Receiver Operating Characteristic (ROC) Curve
Plots True Positive Rate (Recall) against False Positive Rate.
Helps compare models across all possible thresholds.
Another powerful graphical tool is the ROC curve. It plots the True Positive Rate, which is identical to Recall, against the False Positive Rate for various sensitivity thresholds. The False Positive Rate quantifies how many negative instances the model incorrectly classified as positive. A perfect classifier would reach the top-left corner (100% TPR, 0% FPR). The dotted line represents a random classifier.
ROC Curve: True Positive Rate (TPR) / Recall
\[ \text{TPR (Recall)} = \frac{\text{TP}}{\text{TP} + \text{FN}} \]
The Y-axis of the ROC curve is the True Positive Rate, which is simply our familiar Recall. It tells us, out of all actual positive cases, what fraction the model correctly identified.
ROC Curve: False Positive Rate (FPR)
\[ \text{FPR} = \frac{\text{FP}}{\text{FP} + \text{TN}} \]
FPR is 1 minus the True Negative Rate (TNR, Specificity).
Measures how many actual negative examples were falsely predicted as positive.
The X-axis of the ROC curve is the False Positive Rate. This is 1 minus Specificity, where Specificity is the True Negative Rate.
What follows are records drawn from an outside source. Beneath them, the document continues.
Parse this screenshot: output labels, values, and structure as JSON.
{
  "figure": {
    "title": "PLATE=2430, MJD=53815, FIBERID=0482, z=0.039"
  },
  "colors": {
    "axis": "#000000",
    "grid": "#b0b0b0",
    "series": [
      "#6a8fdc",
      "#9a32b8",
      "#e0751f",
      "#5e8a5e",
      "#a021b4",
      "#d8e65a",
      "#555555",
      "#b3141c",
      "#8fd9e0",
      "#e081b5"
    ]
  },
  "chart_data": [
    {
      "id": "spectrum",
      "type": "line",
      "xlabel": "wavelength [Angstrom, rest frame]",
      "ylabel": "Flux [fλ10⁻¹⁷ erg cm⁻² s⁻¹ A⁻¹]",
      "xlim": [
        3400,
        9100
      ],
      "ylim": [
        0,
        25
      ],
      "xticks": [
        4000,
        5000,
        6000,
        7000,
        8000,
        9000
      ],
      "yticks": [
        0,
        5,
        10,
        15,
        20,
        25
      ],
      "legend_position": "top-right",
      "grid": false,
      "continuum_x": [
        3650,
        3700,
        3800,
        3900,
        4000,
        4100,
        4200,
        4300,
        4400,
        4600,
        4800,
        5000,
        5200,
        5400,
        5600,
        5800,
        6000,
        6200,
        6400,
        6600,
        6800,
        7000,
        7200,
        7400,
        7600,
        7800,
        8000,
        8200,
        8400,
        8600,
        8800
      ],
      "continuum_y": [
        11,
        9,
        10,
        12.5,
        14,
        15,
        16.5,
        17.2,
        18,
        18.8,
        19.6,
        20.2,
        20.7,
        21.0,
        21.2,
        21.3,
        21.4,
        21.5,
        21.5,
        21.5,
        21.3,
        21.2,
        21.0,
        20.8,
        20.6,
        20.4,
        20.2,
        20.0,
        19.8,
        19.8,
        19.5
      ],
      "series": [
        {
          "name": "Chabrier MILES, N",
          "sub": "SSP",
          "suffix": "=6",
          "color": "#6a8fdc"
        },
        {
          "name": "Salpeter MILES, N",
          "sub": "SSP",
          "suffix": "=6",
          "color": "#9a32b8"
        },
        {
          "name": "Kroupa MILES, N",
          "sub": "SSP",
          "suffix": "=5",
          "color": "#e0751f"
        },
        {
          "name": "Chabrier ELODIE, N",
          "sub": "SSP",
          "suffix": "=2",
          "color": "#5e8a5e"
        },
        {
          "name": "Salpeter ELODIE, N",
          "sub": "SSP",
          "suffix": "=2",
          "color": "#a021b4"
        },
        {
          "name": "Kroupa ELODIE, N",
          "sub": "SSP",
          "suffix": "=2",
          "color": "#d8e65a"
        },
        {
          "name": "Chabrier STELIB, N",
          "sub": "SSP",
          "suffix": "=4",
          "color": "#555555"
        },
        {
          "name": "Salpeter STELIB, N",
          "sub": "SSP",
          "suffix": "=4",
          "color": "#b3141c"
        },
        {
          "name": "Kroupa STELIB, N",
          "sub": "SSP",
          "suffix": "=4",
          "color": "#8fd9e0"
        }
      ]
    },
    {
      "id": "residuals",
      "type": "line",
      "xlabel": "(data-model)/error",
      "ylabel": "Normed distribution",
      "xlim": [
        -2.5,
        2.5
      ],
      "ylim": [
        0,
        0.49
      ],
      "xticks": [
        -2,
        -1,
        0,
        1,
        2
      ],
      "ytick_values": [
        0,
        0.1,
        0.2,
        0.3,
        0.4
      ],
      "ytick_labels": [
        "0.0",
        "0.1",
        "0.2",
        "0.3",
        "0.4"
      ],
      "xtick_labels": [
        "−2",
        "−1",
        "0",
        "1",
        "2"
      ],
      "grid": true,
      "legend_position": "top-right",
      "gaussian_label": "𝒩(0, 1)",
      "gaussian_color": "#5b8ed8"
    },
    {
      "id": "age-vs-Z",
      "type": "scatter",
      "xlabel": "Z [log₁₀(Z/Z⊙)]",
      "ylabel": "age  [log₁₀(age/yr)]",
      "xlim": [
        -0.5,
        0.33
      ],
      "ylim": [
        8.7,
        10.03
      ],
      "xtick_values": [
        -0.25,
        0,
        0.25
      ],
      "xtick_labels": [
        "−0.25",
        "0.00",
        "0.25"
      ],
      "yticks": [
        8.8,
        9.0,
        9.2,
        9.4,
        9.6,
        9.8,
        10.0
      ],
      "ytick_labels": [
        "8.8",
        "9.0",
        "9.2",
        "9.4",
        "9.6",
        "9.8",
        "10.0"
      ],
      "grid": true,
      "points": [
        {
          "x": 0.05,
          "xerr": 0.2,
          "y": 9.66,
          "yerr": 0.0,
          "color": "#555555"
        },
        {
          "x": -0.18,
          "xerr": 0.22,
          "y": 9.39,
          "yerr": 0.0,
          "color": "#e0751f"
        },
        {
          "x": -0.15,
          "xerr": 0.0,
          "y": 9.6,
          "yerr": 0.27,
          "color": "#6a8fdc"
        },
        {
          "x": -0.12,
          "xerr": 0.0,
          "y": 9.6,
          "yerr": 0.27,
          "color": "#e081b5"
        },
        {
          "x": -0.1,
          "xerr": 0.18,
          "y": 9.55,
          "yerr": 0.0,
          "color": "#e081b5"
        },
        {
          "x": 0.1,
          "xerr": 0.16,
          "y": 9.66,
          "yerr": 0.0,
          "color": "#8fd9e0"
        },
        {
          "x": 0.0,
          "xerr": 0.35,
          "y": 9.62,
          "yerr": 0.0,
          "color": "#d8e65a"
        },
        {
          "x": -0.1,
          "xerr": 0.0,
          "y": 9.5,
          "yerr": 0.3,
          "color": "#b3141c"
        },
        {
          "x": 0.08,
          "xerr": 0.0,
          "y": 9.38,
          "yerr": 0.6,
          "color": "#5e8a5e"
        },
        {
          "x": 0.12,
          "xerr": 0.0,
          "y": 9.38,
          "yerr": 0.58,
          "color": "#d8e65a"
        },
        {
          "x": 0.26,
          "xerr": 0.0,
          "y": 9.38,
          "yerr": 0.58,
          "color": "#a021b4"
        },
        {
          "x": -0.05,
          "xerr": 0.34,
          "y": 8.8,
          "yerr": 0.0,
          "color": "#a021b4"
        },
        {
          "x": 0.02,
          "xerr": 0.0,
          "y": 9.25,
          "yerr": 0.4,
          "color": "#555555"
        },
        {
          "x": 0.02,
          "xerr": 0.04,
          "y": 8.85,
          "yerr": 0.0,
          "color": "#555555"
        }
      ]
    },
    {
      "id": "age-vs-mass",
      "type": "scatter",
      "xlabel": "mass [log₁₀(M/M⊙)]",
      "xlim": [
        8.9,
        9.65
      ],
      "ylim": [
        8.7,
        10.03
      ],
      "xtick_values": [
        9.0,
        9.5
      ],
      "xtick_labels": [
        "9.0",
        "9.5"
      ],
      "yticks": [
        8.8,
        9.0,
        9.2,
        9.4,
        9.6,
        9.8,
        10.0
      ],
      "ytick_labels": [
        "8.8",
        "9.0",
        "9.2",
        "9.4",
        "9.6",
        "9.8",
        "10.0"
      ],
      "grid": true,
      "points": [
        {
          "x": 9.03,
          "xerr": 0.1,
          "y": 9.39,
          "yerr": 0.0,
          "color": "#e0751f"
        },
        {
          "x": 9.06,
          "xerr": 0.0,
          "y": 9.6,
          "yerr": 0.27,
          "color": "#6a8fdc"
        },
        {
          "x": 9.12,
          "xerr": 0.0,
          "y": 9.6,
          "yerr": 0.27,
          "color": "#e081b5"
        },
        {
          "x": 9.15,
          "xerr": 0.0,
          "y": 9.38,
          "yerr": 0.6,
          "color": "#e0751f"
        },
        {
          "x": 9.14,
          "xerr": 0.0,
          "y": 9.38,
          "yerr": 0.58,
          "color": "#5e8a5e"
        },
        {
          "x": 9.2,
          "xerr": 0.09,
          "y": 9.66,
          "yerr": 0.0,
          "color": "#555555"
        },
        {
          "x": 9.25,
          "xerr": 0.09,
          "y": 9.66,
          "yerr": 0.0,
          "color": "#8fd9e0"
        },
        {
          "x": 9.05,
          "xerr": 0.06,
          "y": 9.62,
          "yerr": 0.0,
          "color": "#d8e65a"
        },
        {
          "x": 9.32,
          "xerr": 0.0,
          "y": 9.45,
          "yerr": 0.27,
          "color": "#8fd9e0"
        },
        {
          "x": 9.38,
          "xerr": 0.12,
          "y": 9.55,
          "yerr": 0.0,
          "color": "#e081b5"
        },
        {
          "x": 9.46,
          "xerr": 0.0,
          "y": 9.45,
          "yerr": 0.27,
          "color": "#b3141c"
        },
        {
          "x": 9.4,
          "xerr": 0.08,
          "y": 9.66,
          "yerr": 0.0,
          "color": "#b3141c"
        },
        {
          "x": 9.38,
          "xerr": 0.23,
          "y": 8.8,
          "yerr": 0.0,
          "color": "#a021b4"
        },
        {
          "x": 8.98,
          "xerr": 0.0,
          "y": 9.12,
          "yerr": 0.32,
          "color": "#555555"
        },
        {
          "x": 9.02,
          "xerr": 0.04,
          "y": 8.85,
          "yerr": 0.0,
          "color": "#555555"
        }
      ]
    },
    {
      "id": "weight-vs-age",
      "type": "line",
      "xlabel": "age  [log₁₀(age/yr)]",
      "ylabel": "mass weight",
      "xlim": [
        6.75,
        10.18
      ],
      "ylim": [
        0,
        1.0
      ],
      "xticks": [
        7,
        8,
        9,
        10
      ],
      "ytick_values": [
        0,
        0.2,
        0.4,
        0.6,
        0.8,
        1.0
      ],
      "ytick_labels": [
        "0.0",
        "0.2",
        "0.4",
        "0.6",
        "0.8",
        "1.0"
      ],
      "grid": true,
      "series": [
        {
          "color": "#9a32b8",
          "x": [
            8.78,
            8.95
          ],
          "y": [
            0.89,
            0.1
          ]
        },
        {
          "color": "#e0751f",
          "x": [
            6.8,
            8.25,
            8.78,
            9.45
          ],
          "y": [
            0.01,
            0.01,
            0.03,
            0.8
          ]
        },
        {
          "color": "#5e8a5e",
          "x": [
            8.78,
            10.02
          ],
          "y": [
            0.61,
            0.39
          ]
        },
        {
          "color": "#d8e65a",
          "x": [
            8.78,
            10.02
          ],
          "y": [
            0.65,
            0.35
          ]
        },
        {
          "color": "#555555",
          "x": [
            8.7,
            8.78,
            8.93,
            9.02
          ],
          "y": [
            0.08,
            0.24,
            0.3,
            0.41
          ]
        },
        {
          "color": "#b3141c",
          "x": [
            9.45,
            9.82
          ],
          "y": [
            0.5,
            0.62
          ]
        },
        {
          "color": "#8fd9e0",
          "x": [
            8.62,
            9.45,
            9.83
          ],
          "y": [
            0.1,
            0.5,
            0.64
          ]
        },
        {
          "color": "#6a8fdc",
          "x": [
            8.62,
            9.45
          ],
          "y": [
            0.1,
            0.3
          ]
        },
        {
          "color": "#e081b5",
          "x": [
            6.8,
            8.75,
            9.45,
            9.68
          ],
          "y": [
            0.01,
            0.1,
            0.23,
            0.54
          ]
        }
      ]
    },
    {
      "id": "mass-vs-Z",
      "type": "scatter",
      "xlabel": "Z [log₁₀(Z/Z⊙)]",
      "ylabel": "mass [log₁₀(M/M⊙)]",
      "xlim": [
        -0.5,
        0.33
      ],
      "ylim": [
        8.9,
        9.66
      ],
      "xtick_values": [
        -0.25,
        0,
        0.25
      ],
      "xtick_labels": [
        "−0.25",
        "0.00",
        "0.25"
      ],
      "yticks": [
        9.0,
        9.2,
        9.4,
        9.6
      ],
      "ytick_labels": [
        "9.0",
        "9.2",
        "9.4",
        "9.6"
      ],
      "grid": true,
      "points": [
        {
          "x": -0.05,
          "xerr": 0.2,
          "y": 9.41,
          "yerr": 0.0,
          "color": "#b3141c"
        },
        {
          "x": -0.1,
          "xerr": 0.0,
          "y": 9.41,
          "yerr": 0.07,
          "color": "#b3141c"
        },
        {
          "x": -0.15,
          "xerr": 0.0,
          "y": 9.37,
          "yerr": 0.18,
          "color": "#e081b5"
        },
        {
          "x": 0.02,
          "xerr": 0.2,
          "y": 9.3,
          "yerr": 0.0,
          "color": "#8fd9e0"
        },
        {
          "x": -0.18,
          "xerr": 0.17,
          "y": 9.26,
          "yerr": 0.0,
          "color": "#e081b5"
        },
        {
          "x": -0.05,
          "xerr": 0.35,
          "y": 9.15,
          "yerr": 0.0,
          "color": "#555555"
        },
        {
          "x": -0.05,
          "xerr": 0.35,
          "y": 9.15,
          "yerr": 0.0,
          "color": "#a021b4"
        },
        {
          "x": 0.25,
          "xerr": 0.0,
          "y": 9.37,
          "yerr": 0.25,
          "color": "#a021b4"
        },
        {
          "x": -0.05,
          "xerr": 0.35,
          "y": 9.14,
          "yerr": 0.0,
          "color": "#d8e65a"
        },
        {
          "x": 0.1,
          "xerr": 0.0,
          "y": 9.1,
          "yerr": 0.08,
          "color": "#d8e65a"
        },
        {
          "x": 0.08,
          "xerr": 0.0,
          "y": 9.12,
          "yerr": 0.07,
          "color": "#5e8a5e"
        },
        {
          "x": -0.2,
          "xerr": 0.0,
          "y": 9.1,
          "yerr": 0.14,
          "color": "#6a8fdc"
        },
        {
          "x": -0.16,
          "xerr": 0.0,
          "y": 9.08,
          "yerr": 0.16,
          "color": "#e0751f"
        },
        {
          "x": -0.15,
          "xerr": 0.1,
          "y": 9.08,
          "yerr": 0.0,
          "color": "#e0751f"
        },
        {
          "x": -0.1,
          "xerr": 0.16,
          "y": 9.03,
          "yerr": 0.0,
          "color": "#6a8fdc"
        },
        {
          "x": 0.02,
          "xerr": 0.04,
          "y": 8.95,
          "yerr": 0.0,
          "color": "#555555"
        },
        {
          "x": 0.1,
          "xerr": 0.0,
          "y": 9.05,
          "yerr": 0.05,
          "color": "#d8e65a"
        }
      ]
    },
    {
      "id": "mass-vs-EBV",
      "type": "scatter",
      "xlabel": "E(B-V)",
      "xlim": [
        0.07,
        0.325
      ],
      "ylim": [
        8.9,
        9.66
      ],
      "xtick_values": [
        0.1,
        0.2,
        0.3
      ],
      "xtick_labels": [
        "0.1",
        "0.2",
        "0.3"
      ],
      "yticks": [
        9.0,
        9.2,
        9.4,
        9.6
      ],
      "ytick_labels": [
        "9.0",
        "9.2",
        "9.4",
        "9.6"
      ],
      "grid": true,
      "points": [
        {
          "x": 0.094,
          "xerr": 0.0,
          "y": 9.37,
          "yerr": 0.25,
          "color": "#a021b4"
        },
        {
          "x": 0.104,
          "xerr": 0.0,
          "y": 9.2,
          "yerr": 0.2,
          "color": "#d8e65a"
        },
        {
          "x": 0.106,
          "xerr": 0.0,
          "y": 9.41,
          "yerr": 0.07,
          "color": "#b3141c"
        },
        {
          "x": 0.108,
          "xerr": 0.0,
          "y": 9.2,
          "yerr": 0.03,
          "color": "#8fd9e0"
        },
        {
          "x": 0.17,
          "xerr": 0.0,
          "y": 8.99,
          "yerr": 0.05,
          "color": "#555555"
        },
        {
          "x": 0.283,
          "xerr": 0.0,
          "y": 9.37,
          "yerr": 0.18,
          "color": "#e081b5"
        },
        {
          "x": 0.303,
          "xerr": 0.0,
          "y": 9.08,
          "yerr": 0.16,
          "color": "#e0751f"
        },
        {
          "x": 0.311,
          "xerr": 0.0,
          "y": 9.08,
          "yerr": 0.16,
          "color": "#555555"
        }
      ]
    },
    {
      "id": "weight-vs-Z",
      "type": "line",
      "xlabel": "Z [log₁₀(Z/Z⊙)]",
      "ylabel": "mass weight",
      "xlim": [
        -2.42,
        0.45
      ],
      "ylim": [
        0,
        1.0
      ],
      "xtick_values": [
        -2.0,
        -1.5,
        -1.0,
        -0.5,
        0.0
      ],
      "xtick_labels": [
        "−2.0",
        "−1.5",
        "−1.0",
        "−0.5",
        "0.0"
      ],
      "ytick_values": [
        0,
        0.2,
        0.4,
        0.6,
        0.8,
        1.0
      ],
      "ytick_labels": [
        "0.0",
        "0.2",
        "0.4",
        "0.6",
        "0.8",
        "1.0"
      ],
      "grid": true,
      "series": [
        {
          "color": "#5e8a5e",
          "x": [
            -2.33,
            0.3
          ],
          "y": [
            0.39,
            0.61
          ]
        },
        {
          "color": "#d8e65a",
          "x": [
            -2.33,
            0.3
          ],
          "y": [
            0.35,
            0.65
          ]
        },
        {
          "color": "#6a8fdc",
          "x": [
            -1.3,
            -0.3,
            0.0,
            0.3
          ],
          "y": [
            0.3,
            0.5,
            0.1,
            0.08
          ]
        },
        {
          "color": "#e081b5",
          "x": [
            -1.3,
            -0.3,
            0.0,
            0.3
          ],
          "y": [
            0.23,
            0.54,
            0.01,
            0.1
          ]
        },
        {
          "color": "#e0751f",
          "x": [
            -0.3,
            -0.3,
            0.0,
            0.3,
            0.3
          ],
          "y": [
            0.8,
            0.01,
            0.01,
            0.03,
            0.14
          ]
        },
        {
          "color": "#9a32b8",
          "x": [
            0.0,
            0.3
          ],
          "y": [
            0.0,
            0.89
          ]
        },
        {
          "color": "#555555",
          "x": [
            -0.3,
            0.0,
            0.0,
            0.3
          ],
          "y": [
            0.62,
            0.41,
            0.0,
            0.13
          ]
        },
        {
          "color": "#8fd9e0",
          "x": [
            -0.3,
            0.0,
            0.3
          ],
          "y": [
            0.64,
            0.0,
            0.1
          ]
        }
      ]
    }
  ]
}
FPR indicates the proportion of actual negative cases that were incorrectly classified as positive. So, if we have a system for detecting anomalies, a high FPR means we get a lot of false alarms from normal operations.
Interpreting the ROC Curve
TPR (Y-axis): Proportion of actual positives correctly identified.
FPR (X-axis): Proportion of actual negatives incorrectly identified as positive.
Dotted Line: Represents a random classifier (AUC = 0.5).
Area Under Curve (AUC): Single scalar metric to summarize the curve.
AUC near 1.0 indicates excellent discriminative power.
AUC near 0.5 suggests poor or random classification.
An ideal ROC curve hugs the top-left corner, signifying high TPR and low FPR across various thresholds. The Area Under the Curve (AUC) provides a single value summary of the model’s performance across all possible classification thresholds. An AUC of 1.0 is a perfect classifier, while 0.5 is no better than random guessing. AUC is a robust metric for comparing different models, especially when the class distribution is balanced or when the cost of FP and FN is similar. In ECE, AUC is commonly used for evaluating diagnostic systems, anomaly detection, and classification problems where overall discriminative ability is key, regardless of a specific operating point initially.